Pregnancy Considerations

[US Boxed Warning]: May cause birth defects (based on animal data); use in pregnancy is contraindicated. Exclude pregnancy prior to initiation of therapy and obtain pregnancy tests monthly during treatment. Reliable contraception must be used during therapy and for 1 month after stopping treatment. Hormonal contraceptives (oral, injectable, transdermal, or implantable) should not be used as the sole means of contraception because they may not be effective in patients receiving bosentan. Patients with an intrauterine device (IUD) or tubal ligation do not need additional contraceptive measures. When a hormonal or barrier contraceptive is used, one additional method of contraception is still needed if a male partner has had a vasectomy. When initiating treatment for women of reproductive potential, a negative pregnancy test should be documented within the first 5 days of a normal menstrual period and ≥11 days after the last unprotected intercourse. A missed menses or suspected pregnancy should be reported to a healthcare provider and prompt immediate pregnancy testing. Sperm counts may be reduced in men during treatment.

Patient Education

• Discuss specific use of drug and side effects with patient as it relates to treatment. (HCAHPS: During this hospital stay, were you given any medicine that you had not taken before? Before giving you any new medicine, how often did hospital staff tell you what the medicine was for? How often did hospital staff describe possible side effects in a way you could understand?)

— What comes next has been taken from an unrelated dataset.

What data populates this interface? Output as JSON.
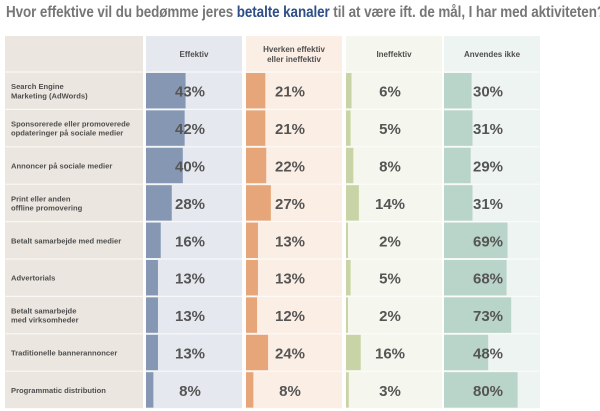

• Patient may experience headache, flushing, rhinitis, or pharyngitis. Have patient report immediately to prescriber signs of liver problems (dark urine, fatigue, lack of appetite, nausea, abdominal pain, light-colored stools, vomiting, or jaundice), loss of strength and energy, shortness of breath, excessive weight gain, swelling of arms or legs, abnormal heartbeat, or joint pain (HCAHPS).

• Educate patient about signs of a significant reaction (eg, wheezing; chest tightness; fever; itching; bad cough; blue skin color; seizures; or swelling of face, lips, tongue, or throat). Note: This is not a comprehensive list of all side effects. Patient should consult prescriber for additional questions.

Intended Use and Disclaimer: Should not be printed and given to patients. This information is intended to serve as a concise initial reference for health care professionals to use when discussing medications with a patient. You must ultimately rely on your own discretion, experience, and judgment in diagnosing, treating, and advising patients.